Dieta povera di FODMAP contro il colon irritabile

Colon irritabile? Segui la dieta povera di FODMAP!

La dieta FODMAP è il risultato degli studi di un gruppo di ricerca dell’Università di Melbourne: gli studiosi hanno voluto verificare se e come i cibi ricchi di FODMAP (oligosaccaridi, disaccaridi, monosaccaridi e polioli) – ossia carboidrati scarsamente assorbiti e facilmente fermentabili – possano incidere sul gonfiore e il dolore intestinale.
Le piccole molecole di questi zuccheri sono in grado di richiamare liquidi nel lume intestinale e favorire la produzione di gas: questi elementi contribuiscono in modo sostanziale a distendere le pareti dell’intestino. Ciò si traduce nello sviluppo di una tipica sintomatologia caratterizzata proprio da insolito gonfiore addominale, meteorismo, dolore e sensazione di appesantimento e rallentamento del transito gastrointestinale. Sintomi che sono tipici della sindrome del colon irritabile.
Il regime alimentare FODMAP può dunque essere utile per ridurre i sintomi associati alla sindrome del colon irritabile e, come tutte le correzioni alla normale dieta che prevedano l’esclusione di alcuni alimenti, andrebbe concordato con il medico curante. In generale, il gonfiore addominale inteso, il meteorismo e la scarsa regolarità intestinale sono tutti segnali da riferire al professionista.
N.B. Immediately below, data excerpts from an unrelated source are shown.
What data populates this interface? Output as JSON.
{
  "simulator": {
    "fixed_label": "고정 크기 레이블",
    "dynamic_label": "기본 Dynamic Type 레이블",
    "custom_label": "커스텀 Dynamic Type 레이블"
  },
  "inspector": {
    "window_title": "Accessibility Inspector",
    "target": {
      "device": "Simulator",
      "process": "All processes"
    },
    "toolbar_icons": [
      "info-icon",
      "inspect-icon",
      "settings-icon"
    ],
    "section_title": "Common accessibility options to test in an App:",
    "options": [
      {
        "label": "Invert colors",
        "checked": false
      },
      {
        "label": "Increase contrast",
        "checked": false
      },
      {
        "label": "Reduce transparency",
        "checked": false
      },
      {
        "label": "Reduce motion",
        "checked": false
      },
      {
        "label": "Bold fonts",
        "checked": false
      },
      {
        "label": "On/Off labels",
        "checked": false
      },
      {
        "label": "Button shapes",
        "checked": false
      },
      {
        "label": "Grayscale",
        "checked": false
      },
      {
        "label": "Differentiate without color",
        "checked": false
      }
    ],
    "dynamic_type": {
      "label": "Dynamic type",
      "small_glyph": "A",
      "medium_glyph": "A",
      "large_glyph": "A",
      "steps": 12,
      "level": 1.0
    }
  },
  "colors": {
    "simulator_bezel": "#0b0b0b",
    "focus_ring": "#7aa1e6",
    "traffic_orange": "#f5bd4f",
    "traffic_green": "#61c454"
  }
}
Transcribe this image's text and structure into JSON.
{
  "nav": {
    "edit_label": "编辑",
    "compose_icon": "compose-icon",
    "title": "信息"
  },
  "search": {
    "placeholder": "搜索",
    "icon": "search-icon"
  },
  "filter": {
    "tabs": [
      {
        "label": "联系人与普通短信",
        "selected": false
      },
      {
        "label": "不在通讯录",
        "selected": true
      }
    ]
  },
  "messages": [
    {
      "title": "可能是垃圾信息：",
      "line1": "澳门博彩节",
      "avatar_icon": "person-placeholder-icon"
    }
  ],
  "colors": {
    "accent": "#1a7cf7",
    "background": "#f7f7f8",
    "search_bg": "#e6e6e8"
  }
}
Cibi da Evitare nella Dieta FODMAP

Vediamo quali sono gli alimenti che andrebbero limitati, se non addirittura eliminati, all’interno di questa dieta.

Alimenti con elevata concentrazione di fruttosio

fruttani sono molecole di carboidrati formate dalla ripetizione di singole molecole di fruttosio. Prendono il nome di frutto-oligosaccaridi quando si tratta di catene corte e di inuline, invece, se si tratta invece di catene più lunghe. Ne sono ricchi alcuni frutti come mele, mango, pere e anguria.

Tra la frutta è preferibile scegliere banane, uva, kiwi, agrumi e frutti di bosco.

Alimenti con elevata concentrazione di lattosio

Il lattosio, un disaccaride costituito da una molecola di glucosio e una di galattosio, è presente in elevata concentrazione in:

  • latte fresco di mucca, capra o pecora;
  • yogurt di latte latte di mucca, capra o pecora;
  • ricotta, mascarpone, formaggi freschi.

È presente anche nei derivati, come gelati e creme a base di latte. Tutti questi alimenti possono essere efficacemente sostituiti con le sempre più diffuse alternative senza lattosio.

Alimenti con elevata concentrazione di polisaccaridi

Tutti quegli alimenti che hanno una elevata concentrazione di fruttosio e galattani. Questi ultimi sono polisaccaridi costituiti da più molecole di galattosio e altri zuccheri. Da evitare sono dunque carciofi, asparagi, broccoli, cavoletti di Bruxelles, cavolfiori, finocchi, aglio, cipolla, verze, taccole e legumi, soprattutto lenticchie, ceci e fagioli.

Da limitare anche l’impiego di pane, pasta e derivati, anche dell’orzo e della segale.

Alimenti con elevata concentrazione di polioli

polioli sono zuccheri normalmente presenti nella frutta e nella verdura. Molto noto è anche il loro impiego come dolcificanti a ridotto apporto calorico: sorbitolo, mannitolo, maltitolo, lattitolo e xilitolo sono impianti utilizzati dall’industria alimentare e dolciaria.